La mini-série Quelle chose étrange sur le thème de la santé transforme la narration graphique en dictionnaire médical. Et s’affranchit pour une fois de l’autofiction maladive.

Il y eut d’abord la douleur. Puis l’anxiété. Et récemment, le trauma. On ne vous parle pas de votre dernier accident de voiture ou des résultats des examens de votre enfant, mais bien des sujets effectivement anxiogènes qui sont au coeur de la mini-série Quelle chose étrange, éditée depuis quelques mois par les éditions pointues Çà et Là. « Mini » par le nombre actuel de volumes, trois, mais aussi par la pagination de chacun de ceux-ci: 32 pages à chaque fois, dont la lecture vous prendra pourtant bien plus de temps que n’importe quel roman graphique bien dodu. C’est que chacun de ses albums se veut un petit précis synthétique mais très dense autour de notions de santé dont l’essentiel se passe dans la tête et, pour une fois en BD, pas dans le corps de leurs auteurs. Comme l’explique le chiropracteur anglais Steve Haines dans l’introduction de Le Trauma, quelle chose étrange, « le but de ce livre est de constituer une introduction au psychotrauma sans faire peur ». « Pour beaucoup de gens, il est utile de comprendre ce que le cerveau essaie de faire pour les protéger. » Sans faire peur donc, et même si possible en rendant la chose attrayante, ce que s’efforce de faire sa compatriote et illustratrice Sophie Standing.

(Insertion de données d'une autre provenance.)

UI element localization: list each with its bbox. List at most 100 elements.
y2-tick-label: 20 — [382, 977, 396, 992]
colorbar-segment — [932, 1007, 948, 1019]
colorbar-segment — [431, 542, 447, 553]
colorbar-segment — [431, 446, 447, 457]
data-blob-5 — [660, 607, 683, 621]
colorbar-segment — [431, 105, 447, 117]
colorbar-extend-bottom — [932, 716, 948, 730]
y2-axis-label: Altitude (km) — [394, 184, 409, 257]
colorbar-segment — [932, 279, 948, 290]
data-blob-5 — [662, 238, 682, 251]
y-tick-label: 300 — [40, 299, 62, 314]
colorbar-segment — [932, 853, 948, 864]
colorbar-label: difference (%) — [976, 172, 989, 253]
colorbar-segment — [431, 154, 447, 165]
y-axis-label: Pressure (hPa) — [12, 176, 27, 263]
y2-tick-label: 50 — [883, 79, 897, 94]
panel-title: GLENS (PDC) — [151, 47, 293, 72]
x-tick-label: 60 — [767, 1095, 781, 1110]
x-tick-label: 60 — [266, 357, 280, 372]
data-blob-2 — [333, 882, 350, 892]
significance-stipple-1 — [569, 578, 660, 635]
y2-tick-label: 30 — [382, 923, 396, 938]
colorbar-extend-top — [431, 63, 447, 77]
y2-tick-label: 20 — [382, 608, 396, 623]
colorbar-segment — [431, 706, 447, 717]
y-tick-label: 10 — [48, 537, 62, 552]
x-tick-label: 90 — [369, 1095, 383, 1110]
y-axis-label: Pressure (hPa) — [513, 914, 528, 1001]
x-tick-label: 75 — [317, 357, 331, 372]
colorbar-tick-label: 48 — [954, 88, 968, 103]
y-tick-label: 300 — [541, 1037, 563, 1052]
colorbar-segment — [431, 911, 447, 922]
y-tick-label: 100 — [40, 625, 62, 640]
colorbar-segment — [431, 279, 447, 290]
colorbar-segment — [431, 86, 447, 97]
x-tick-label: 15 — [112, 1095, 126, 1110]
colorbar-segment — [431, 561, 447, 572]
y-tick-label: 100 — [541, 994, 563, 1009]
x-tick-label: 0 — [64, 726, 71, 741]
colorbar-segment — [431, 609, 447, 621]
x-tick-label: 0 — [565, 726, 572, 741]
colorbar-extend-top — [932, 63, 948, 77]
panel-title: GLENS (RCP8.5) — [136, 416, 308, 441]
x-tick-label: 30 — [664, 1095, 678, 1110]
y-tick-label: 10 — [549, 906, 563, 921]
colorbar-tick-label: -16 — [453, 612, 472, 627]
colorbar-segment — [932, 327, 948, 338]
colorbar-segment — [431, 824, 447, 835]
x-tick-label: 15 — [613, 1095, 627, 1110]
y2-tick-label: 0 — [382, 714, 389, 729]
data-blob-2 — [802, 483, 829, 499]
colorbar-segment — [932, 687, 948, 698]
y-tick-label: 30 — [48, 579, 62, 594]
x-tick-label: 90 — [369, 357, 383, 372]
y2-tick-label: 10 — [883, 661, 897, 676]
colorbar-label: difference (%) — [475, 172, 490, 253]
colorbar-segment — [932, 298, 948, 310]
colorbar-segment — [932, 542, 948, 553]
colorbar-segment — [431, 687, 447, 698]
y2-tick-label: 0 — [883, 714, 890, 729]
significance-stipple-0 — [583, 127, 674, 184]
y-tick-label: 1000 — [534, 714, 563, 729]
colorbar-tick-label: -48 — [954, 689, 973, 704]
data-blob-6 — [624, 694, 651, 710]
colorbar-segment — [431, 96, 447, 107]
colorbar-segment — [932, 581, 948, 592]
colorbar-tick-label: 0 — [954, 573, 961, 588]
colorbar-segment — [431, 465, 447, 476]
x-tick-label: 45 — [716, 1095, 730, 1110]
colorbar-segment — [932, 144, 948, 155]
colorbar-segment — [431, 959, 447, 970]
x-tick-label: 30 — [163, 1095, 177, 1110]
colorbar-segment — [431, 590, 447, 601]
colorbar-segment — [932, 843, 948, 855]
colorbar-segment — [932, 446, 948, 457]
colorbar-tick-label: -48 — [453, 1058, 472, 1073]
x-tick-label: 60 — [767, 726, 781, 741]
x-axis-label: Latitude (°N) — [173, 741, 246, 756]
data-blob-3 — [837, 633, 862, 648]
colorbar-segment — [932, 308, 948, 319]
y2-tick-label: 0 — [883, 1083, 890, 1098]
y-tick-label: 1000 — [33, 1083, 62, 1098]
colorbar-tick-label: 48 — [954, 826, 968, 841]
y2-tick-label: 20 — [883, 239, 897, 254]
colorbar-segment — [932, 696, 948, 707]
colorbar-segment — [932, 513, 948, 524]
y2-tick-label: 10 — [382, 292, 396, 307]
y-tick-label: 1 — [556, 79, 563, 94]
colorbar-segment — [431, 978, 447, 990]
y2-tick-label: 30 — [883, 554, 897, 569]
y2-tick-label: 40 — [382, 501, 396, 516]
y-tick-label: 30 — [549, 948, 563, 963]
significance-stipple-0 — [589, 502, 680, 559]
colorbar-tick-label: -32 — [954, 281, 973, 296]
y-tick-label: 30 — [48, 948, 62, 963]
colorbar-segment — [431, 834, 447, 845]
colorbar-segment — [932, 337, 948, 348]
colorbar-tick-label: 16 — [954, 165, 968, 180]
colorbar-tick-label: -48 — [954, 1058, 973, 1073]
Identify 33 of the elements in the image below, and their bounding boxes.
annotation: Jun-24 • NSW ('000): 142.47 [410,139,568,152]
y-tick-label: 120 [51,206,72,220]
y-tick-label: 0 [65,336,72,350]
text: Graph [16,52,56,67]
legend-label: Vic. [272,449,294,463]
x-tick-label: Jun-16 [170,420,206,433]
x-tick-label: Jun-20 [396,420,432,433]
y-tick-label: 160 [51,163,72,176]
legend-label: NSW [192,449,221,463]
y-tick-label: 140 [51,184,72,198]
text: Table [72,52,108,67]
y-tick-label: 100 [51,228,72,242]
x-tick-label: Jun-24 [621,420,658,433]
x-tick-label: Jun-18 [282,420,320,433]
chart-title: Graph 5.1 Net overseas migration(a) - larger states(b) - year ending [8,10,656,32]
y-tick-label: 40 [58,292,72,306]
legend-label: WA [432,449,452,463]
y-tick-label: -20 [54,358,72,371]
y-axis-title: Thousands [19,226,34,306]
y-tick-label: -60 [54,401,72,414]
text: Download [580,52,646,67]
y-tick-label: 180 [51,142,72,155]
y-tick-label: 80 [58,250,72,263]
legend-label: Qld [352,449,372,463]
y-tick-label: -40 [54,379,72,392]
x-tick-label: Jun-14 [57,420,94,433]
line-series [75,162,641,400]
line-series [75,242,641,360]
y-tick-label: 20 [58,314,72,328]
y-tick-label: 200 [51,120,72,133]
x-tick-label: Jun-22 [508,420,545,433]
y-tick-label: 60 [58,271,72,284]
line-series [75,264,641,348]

Depuis quelques années, avec l’essor des autofictions, la maladie n’est plus chose rare en bande dessinée, elle en est même devenu un des thèmes récurrents, avec quelques chefs-d’oeuvre au passage, et une revue d’à peu près tous les maux qu’on peut craindre: Alzheimer dans Le Combat ordinaire de Larcenet, l’épilepsie dans L’Ascension du Haut Mal de David B., la séropositivité dans Pilules bleues de Frederik Peeters, le cancer dans David, les Femmes et la Mort de Judith Vanistendael, la maladie de Crohn dans le Carnet de santé foireuse de Pozla, même l’herpès dans le Monsters de Ken Dahl, jusqu’aux maux intestinaux de John Porcellino dans ses Chroniques cliniques… Une longue liste qui se démarquait donc jusqu’ici par le recours quasi récurrent à l’autofiction voire à la pure autobiographie, mettant de l’émotion et du vécu par-dessus les plaies.

Didactisme « feel good »

Or dans les modes, l’autofiction a désormais laissé pas mal de place aux BD du réel et aux BD didactiques, qui traitent, elles, de l’actualité ou de faits authentiques avec une distance quasi journalistique. C’est ainsi que l’anglais Steve Haines s’empare du sujet, non pas en tant que soigné, mais en qualité de soigneur, puisqu’il enseigne depuis 25 ans la thérapie craniosacrale -une pratique parfois controversée issue de l’ostéopathie et qui consiste, en très gros, à soigner le cerveau pour réparer le corps, via, toujours en très gros, des massages et manipulations facilitant les mouvements du liquide céphalo-rachidien, le tout avec une bonne dose de « feel good philosophy », genre « La guérison ne s’opère pas dans le mouvement, elle s’opère dans la tranquillité« . Et d’explorer ainsi, dans le cas du trauma, cet état psychique qui pousse ceux qui en souffrent vers le stress, l’angoisse extrême voire la dissociation, tout ce qui peut en être à l’origine (à commencer par la naissance), tout ce qu’il provoque dans le corps et essentiellement la tête (comme par exemple un afflux disproportionné d’oxygène, de sang et de sucre vers les grands muscles et notre cerveau reptilien), et surtout tout ce qu’il est possible de faire pour en amoindrir les effets. On cite: « Dresser la liste des choses qui vous font tenir dans la vie, ratissez large, n’oubliez pas votre animal domestique« , « Identifiez des sensations qui vous font du bien à l’intérieur de vous-mêmes« , « Utilisez la technique O-M-G: orient, move, ground (se repérer, bouger, s’ancrer)« . Bref, une sorte de « feel good book » médical focalisé sur les maladies psychosomatiques, qui pourrait être affreusement rébarbatif, réservé aux rayons des sciences humaines ou à n’offrir qu’à vos amis psys, s’il n’était pas, en grande partie, joliment raconté en images. Car c’est là tout l’intérêt de ces Choses étranges, et le pourquoi d’une édition chez Çà et Là: la manière dont son illustratrice, la jeune Sophie Standing, parvient à rendre la chose simple à comprendre et agréable à regarder.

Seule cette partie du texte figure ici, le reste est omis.